Лэа удивилась его приходу, но я сказал, что удивился не меньше, когда в начале моей службы адмирал пришел на мой катер и поздравил меня с днем рождения при выстроенной команде. Я и сам-то об этом дне вспомнил, лишь получив телеграмму от мамы и деда.
– У нас это называют "законом морского товарищества", - сказал я ей с гордостью.
У моей жены оказалось множество совершенств: она сама себе шила платья, и они выглядели куда элегантнее, чем сшитые в ателье. Она вышивала, и ее вышивки получали премии на выставках рукоделия. Она рисовала, и на стене нашей комнатки рядом с засохшей веткой магнолии появились ее акварели. Она вкусно готовила - даже старушка Подтелкова могла кое-чему у нее поучиться.
Лэа была общительна. Она дружила и с девушками-бойцами, и с женщинами вдвое старше себя.
Но когда Лэа предложили участвовать в самодеятельном концерте, она наотрез отказалась: "Не пою, не танцую, не читаю стихов - нет таланта". Костюмы участникам, правда, она придумывала необыкновенные...
Как-то я заикнулся о том, что нам бы хорошо переехать. Лэа возразила:
– Что ты? Наша старушка ужасно расстроится.
А она у нас такая милая, славная. Не будем ее обижать...
И мы остались у старушки Подтелковой. Иногда в нашу комнатку набивалось столько народу, что приходилось настежь раскрывать окна, заставленные горшками с китайскими розами. Нам было хорошо, и ничего лучшего мы не желали.
Лэа работала в морском госпитале. Возвращалась с дежурств усталой. Но мне она всегда улыбалась.

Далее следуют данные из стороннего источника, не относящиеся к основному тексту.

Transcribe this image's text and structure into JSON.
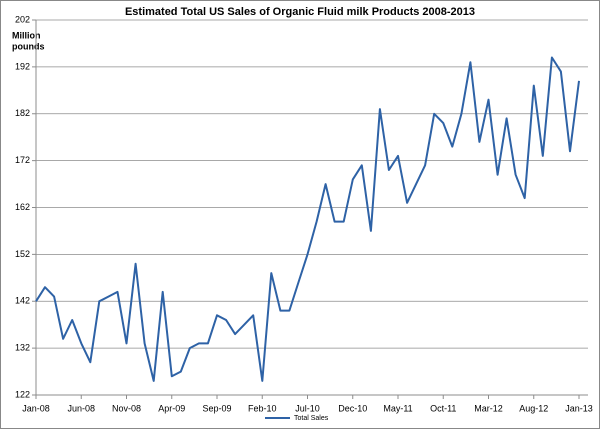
{
  "chart_data": {
    "type": "line",
    "title": "Estimated Total US Sales of Organic Fluid milk Products 2008-2013",
    "y_label": [
      "Million",
      "pounds"
    ],
    "categories": [
      "Jan-08",
      null,
      null,
      null,
      null,
      "Jun-08",
      null,
      null,
      null,
      null,
      "Nov-08",
      null,
      null,
      null,
      null,
      "Apr-09",
      null,
      null,
      null,
      null,
      "Sep-09",
      null,
      null,
      null,
      null,
      "Feb-10",
      null,
      null,
      null,
      null,
      "Jul-10",
      null,
      null,
      null,
      null,
      "Dec-10",
      null,
      null,
      null,
      null,
      "May-11",
      null,
      null,
      null,
      null,
      "Oct-11",
      null,
      null,
      null,
      null,
      "Mar-12",
      null,
      null,
      null,
      null,
      "Aug-12",
      null,
      null,
      null,
      null,
      "Jan-13"
    ],
    "series": [
      {
        "name": "Total Sales",
        "color": "#2e62a6",
        "values": [
          142,
          145,
          143,
          134,
          138,
          133,
          129,
          142,
          143,
          144,
          133,
          150,
          133,
          125,
          144,
          126,
          127,
          132,
          133,
          133,
          139,
          138,
          135,
          137,
          139,
          125,
          148,
          140,
          140,
          146,
          152,
          159,
          167,
          159,
          159,
          168,
          171,
          157,
          183,
          170,
          173,
          163,
          167,
          171,
          182,
          180,
          175,
          182,
          193,
          176,
          185,
          169,
          181,
          169,
          164,
          188,
          173,
          194,
          191,
          174,
          189
        ]
      }
    ],
    "ylim": [
      122,
      202
    ],
    "yticks": [
      122,
      132,
      142,
      152,
      162,
      172,
      182,
      192,
      202
    ],
    "grid": true,
    "legend": "bottom"
  }
}
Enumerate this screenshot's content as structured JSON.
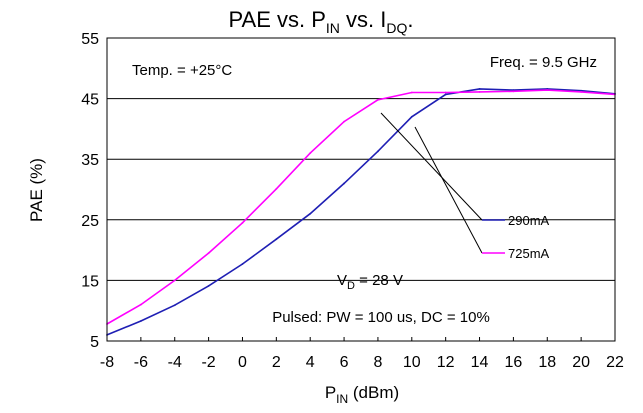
{
  "chart_data": {
    "type": "line",
    "title": {
      "main": "PAE vs. P",
      "sub1": "IN",
      "mid": " vs. I",
      "sub2": "DQ",
      "end": "."
    },
    "xlabel": {
      "main": "P",
      "sub": "IN",
      "rest": " (dBm)"
    },
    "ylabel": "PAE (%)",
    "xlim": [
      -8,
      22
    ],
    "ylim": [
      5,
      55
    ],
    "xticks": [
      -8,
      -6,
      -4,
      -2,
      0,
      2,
      4,
      6,
      8,
      10,
      12,
      14,
      16,
      18,
      20,
      22
    ],
    "yticks": [
      5,
      15,
      25,
      35,
      45,
      55
    ],
    "grid": "horizontal",
    "annotations": {
      "temp": "Temp. = +25°C",
      "freq": "Freq. = 9.5 GHz",
      "vd": {
        "main": "V",
        "sub": "D",
        "rest": " = 28 V"
      },
      "pulsed": "Pulsed: PW = 100 us, DC = 10%"
    },
    "series": [
      {
        "name": "290mA",
        "color": "#1f1fb4",
        "x": [
          -8,
          -6,
          -4,
          -2,
          0,
          2,
          4,
          6,
          8,
          10,
          12,
          14,
          16,
          18,
          20,
          22
        ],
        "values": [
          6.0,
          8.3,
          10.9,
          14.1,
          17.7,
          21.8,
          26.0,
          31.0,
          36.3,
          42.0,
          45.7,
          46.6,
          46.4,
          46.6,
          46.3,
          45.8
        ]
      },
      {
        "name": "725mA",
        "color": "#ff00ff",
        "x": [
          -8,
          -6,
          -4,
          -2,
          0,
          2,
          4,
          6,
          8,
          10,
          12,
          14,
          16,
          18,
          20,
          22
        ],
        "values": [
          7.8,
          11.0,
          15.0,
          19.5,
          24.5,
          30.1,
          36.0,
          41.2,
          44.8,
          46.0,
          46.0,
          46.1,
          46.2,
          46.4,
          46.1,
          45.7
        ]
      }
    ]
  }
}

В одном из походов, когда я заменял Бессонова (ои был в отпуске), заболел моторист Сарычев. Он жаловался на боль в животе. Но когда Дементьев предложил его подменить, Сарычев отказался и с укором сказал: "В войну тяжкораненые выстаивали до конца вахту. А я не ранен". Дементьев пришел на мостик и доложил. Я решил: "Хорошо, выполним его просьбу". (Как я потом проклинал себя за такое решение!)
Когда мы вернулись в базу, наш врач, осмотрев Сарычева (моториста вынесли товарищи на руках, он дрожал мелкой дрожью), сердито сказал:
– Немедленно в госпиталь. Боюсь, не довезем. И вы ему разрешили стоять у моторов? Эх, вы!
Сарычева увезли в санитарной машине.
Часа через два я приехал в госпиталь. Встретил Лэа:
– Операция продолжается, Юри. Операция очень тяжелая.
С удивлением я увидел в госпитале своего адмирала:
Сергей Иванович, в белом халате, стоял у окна. Лицо у него было такое, как будто родной его сын лежал на операционном столе.